Photo: Illustration. Source: BW Energy

BW Energy boosts interest in gas field off Namibia

BW Kudu Limited, a wholly-owned subsidiary of BW Energy, and the National Petroleum Corporation of Namibia (NAMCOR) have signed a farm-in and carry agreement for a block offshore Namibia.

Kudu map - BW Energy
Kudu map; Source: BW Energy

BW Energy said on Thursday that the agreement increases BW Kudu’s working interest in the Kudu license offshore Namibia from 56 per cent to 95 per cent. NAMCOR will retain the remaining 5 per cent working interest.

BW got hold of the initial 56 per cent in the licence back in February 2017, also through an agreement with NAMCOR.

The agreement is subject to the approvals of BW Kudu’s and NAMCOR’s boards as well as Namibian regulatory authorities.

The agreement gives NAMCOR the opportunity to acquire an additional 5 per cent working interest post first gas, while BW Kudu will pay $4 million at the completion of the transaction and carry NAMCOR’s share of development costs until first gas.

Carl K. Arnet, the CEO of BW Energy, said: “Kudu gas is an important project for the energy sector and for Namibia. It has the potential to provide a valuable contribution to Namibia’s energy mix and local value creation by monetizing stranded gas which is an untapped natural resource in Namibia.

Arnet added: “The next step for the Kudu joint venture will be to secure long-term commercial gas sales agreements, update the development plan to meet offtake needs and ensure robust financial project returns”.

The Kudu gas field is located about 130 km offshore the southern parts of Namibia. It contains an estimated 1.3 TCF of gas (P 50) and was discovered in 1974.

BW Energy explained that the new arrangement will enable gas sales arrangements and increases the likelihood of securing financing for the upstream Kudu development.

NAMCOR’s Managing Director, Immanuel Mulunga, said the Kudu project may become the first-ever oil and gas development offshore Namibia: “It represents an opportunity to reduce carbon emissions and strengthen energy independence for Namibia, which currently imports a major part of its electricity from coal-fired power plants outside of the country.

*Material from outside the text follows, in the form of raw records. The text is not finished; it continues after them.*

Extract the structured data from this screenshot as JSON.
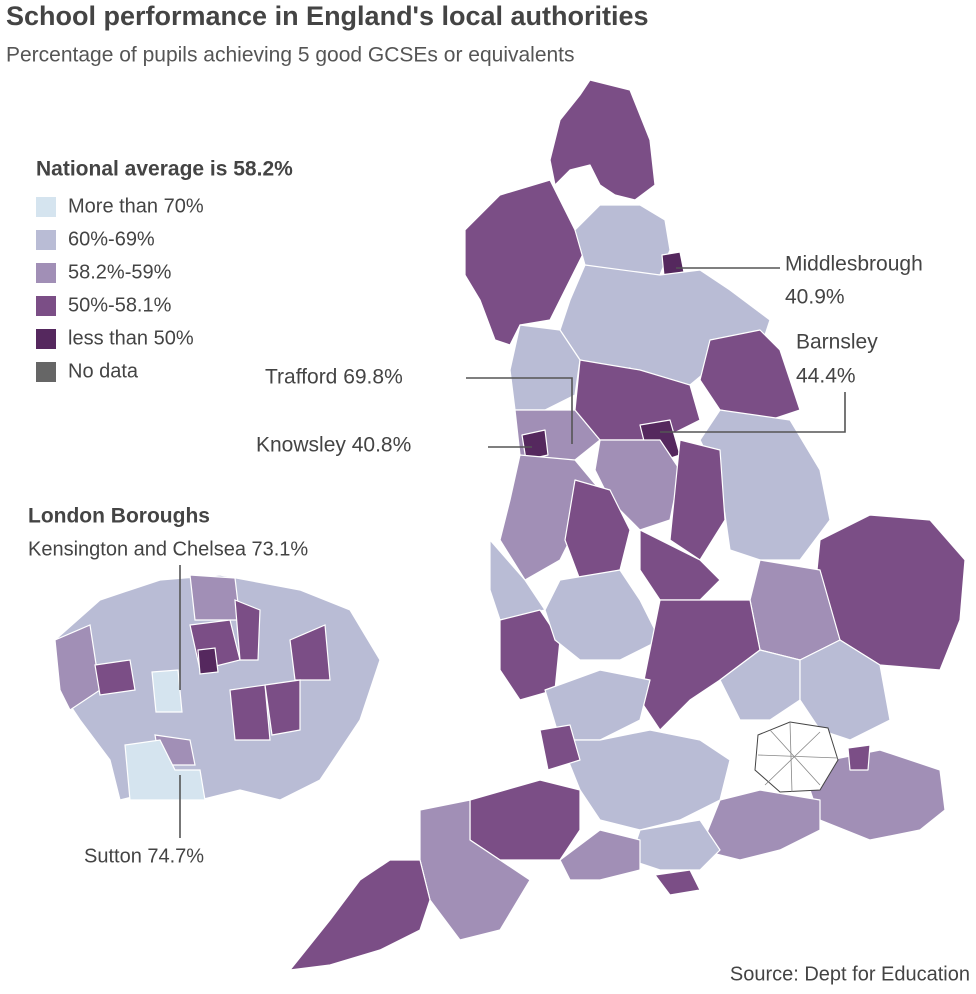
{
  "header": {
    "title": "School performance in England's local authorities",
    "subtitle": "Percentage of pupils achieving 5 good GCSEs or equivalents"
  },
  "legend": {
    "title": "National average is 58.2%",
    "items": [
      {
        "label": "More than 70%",
        "color": "#d5e4ef"
      },
      {
        "label": "60%-69%",
        "color": "#b9bcd5"
      },
      {
        "label": "58.2%-59%",
        "color": "#a18fb6"
      },
      {
        "label": "50%-58.1%",
        "color": "#7b4e86"
      },
      {
        "label": "less than 50%",
        "color": "#55285e"
      },
      {
        "label": "No data",
        "color": "#666666"
      }
    ]
  },
  "callouts": {
    "middlesbrough": {
      "name": "Middlesbrough",
      "value": "40.9%"
    },
    "barnsley": {
      "name": "Barnsley",
      "value": "44.4%"
    },
    "trafford": "Trafford 69.8%",
    "knowsley": "Knowsley 40.8%"
  },
  "london": {
    "title": "London Boroughs",
    "kensington": "Kensington and Chelsea 73.1%",
    "sutton": "Sutton 74.7%"
  },
  "source": "Source: Dept for Education"
}
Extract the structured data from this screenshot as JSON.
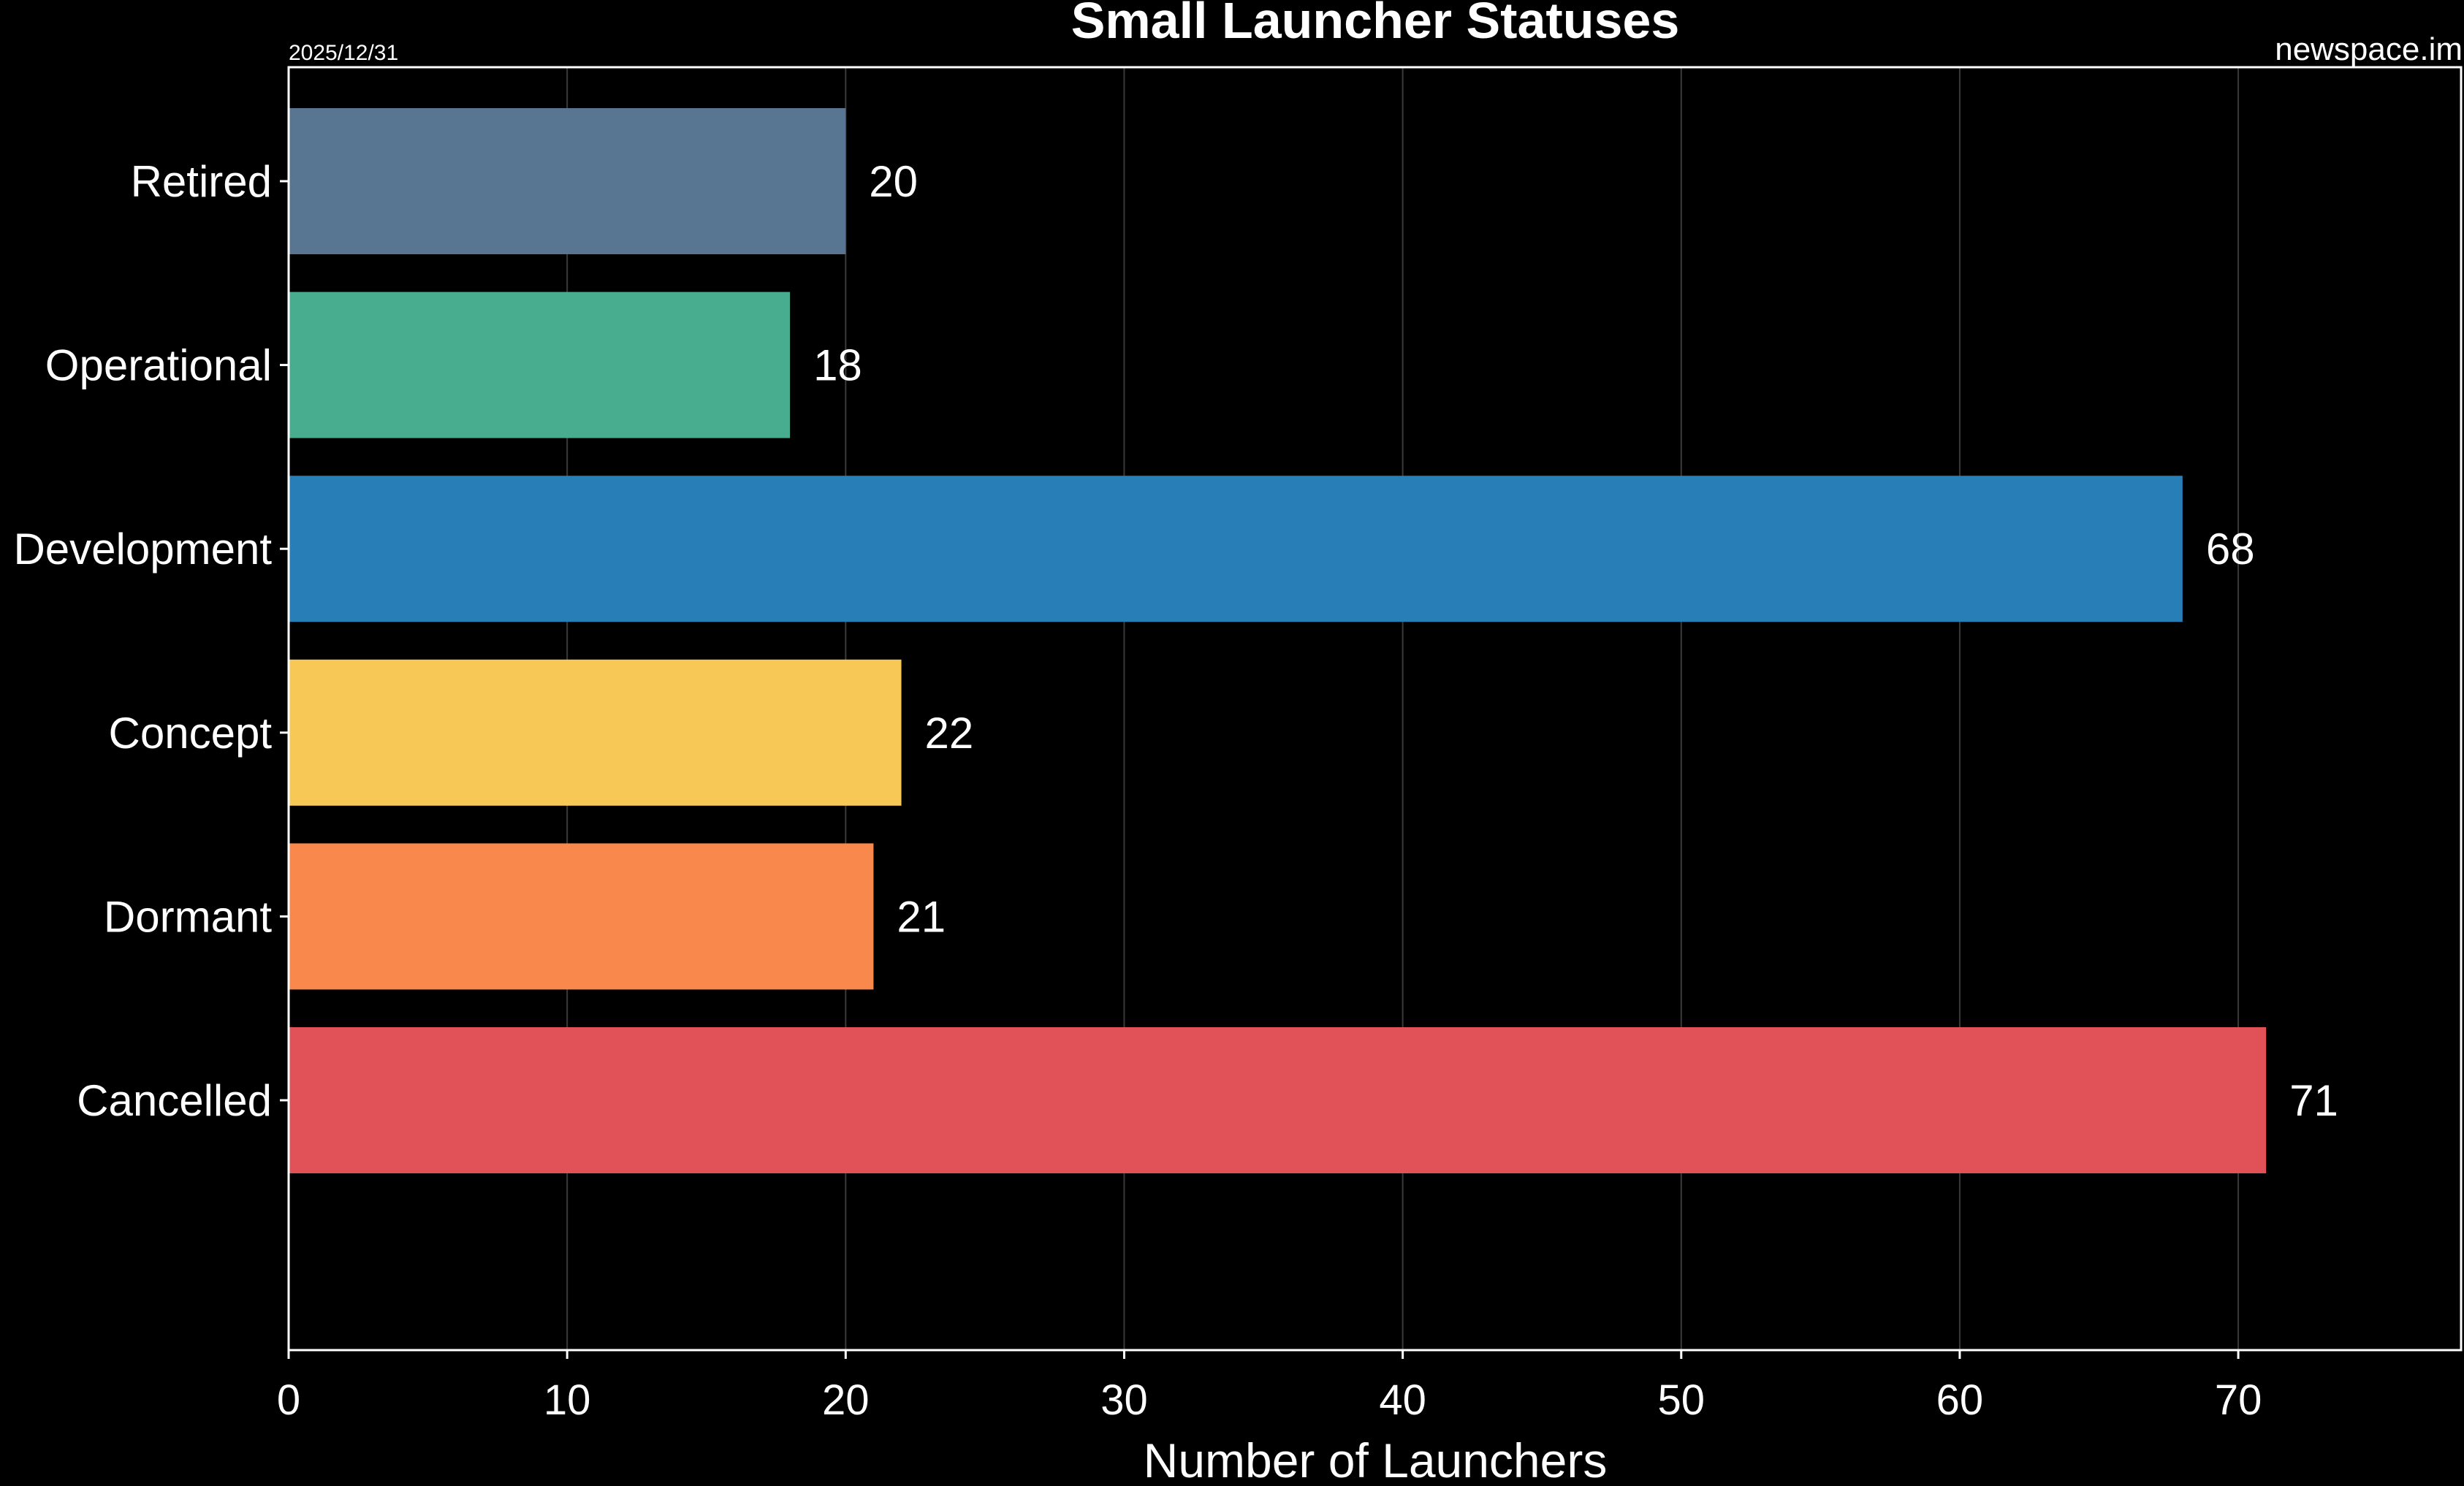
{
  "header": {
    "date": "2025/12/31",
    "source": "newspace.im"
  },
  "chart_data": {
    "type": "bar",
    "orientation": "horizontal",
    "title": "Small Launcher Statuses",
    "xlabel": "Number of Launchers",
    "ylabel": "",
    "categories": [
      "Retired",
      "Operational",
      "Development",
      "Concept",
      "Dormant",
      "Cancelled"
    ],
    "values": [
      20,
      18,
      68,
      22,
      21,
      71
    ],
    "bar_colors": [
      "#587592",
      "#47ad8e",
      "#287eb6",
      "#f7c856",
      "#f8884c",
      "#e05158"
    ],
    "xlim": [
      0,
      78
    ],
    "xticks": [
      0,
      10,
      20,
      30,
      40,
      50,
      60,
      70
    ],
    "grid": "vertical",
    "data_labels": true,
    "legend": "none",
    "background": "#000000",
    "text_color": "#ffffff"
  }
}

“I am confident this development will inspire increased exploration initiatives in other licence areas in the country.”

Arnet added: “Developing Kudu will provide insights which can be used to unlock similar abundant stranded gas reserves available around the world. Adding cost-efficient gas to the energy mix of tomorrow is going to be vital to reach the world’s environmental targets”.